The report noted that the geographical areas of greatest solar and wind resources in the United States and the greatest availability of land are generally in areas that are far from the highest population densities.
“If the U.S. is to even come close to achieving President Joe Biden’s goal of 100% zero-emissions electricity by 2035, new transmission capacity will be essential,” the report stated.
It added that investment in transmission in the United States has risen sharply over the past two decades. However, as more generation comes online in areas with the highest wind and solar resources, evidence of the need for more new transmission capacity has been mounting, too.
“The sum of the real-time shadow prices of transmission (an indicator of the impact of congestion on the grid) has totaled $141 billion so far this year in three major power markets,” according to the report. These three markets are the Electric Reliability Council of Texas, based in Austin; the Midcontinent Independent System Operator, based in Carmel, Ind.; and the Southwest Power Pool, based in Little Rock, Ark. This is almost equal to the $151 billion recorded for the whole of 2016, with almost two-thirds of 2021 yet to come.
One of the roadblocks to building new transmission capacity is difficult in the United States is the nation’s political and legal systems, which give state and local governments, as well as other public entities, the right to delay, or even block, projects.

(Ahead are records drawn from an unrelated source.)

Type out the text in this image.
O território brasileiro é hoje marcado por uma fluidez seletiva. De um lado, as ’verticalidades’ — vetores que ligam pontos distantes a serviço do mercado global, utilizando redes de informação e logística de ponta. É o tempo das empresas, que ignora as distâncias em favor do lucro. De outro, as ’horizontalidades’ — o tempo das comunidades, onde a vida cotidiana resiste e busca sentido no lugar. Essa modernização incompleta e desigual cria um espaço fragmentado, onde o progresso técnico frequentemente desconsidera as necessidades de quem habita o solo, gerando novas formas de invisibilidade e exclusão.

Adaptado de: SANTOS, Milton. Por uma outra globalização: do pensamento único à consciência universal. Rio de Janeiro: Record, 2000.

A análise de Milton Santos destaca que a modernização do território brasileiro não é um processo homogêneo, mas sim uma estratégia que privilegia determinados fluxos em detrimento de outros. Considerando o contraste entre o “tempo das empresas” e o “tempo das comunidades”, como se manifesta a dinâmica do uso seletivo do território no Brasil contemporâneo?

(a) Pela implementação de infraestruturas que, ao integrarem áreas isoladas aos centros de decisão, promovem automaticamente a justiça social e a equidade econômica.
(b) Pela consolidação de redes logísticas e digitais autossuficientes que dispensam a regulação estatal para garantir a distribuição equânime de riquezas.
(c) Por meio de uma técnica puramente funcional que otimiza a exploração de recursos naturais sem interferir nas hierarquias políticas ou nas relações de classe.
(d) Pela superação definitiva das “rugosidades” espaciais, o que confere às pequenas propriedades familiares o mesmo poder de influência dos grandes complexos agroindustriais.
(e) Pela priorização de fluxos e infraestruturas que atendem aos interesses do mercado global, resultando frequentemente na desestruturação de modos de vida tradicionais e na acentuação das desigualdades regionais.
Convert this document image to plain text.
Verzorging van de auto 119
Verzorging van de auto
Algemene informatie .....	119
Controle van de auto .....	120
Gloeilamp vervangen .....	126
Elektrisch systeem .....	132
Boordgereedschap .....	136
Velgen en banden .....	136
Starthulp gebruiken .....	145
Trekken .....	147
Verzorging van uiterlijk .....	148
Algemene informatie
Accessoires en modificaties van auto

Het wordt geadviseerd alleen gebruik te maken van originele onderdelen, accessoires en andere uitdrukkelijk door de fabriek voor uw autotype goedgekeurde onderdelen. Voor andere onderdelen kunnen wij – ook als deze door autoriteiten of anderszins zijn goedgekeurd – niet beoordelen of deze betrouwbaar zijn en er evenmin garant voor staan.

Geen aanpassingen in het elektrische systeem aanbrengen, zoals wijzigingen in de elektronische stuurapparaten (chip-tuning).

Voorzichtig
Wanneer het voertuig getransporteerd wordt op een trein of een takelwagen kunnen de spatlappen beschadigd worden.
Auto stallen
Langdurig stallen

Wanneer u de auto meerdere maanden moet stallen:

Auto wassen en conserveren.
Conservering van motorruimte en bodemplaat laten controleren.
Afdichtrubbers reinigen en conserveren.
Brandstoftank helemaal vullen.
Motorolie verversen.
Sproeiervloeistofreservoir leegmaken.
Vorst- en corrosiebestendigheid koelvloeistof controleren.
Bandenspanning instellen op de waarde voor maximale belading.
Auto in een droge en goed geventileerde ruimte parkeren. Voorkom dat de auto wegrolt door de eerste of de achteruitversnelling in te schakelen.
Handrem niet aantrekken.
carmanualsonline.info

The report noted that Biden has acknowledged the problem.
“The infrastructure and climate proposals badged as the American Jobs Plan included a new tax credit for grid investment, intended to mobilize ‘tens of billions in private capital off the sidelines—right away,’” according to the report.
Additionally, the administration launched a package including $8.25 billion of loan guarantees and low-cost financing, which is intended to help build high-voltage transmission lines. The U.S. Department of Transportation is also encouraging states to use transportation rights-of-way such as highways to route transmission lines, with the goal of speeding up the permitting process.
The report added that, in addition to building new lines, the United States can make better use of its existing capacity.
Increasingly, they are looking at “dynamic line rating,” which allows capacity to vary according to environmental conditions. For example, a light breeze of just 2 miles per hour blowing across a transmission line can increase its effective available capacity by up to 44%, according to research from the U.S. Department of Energy.
In fact, the report suggested that the case for “dynamic line rating” can be compelling. “We are talking about adding capacity at less than 5% of the cost of new lines,” said Hudson Gilmer, co-founder and CEO of Linevision Inc., a company based in Somerville, Mass., that provides systems for monitoring transmission lines.
However, he added that improvements to the existing grid should be seen as complements to, rather than substitutes for, investment in new lines. “We need both,” he said.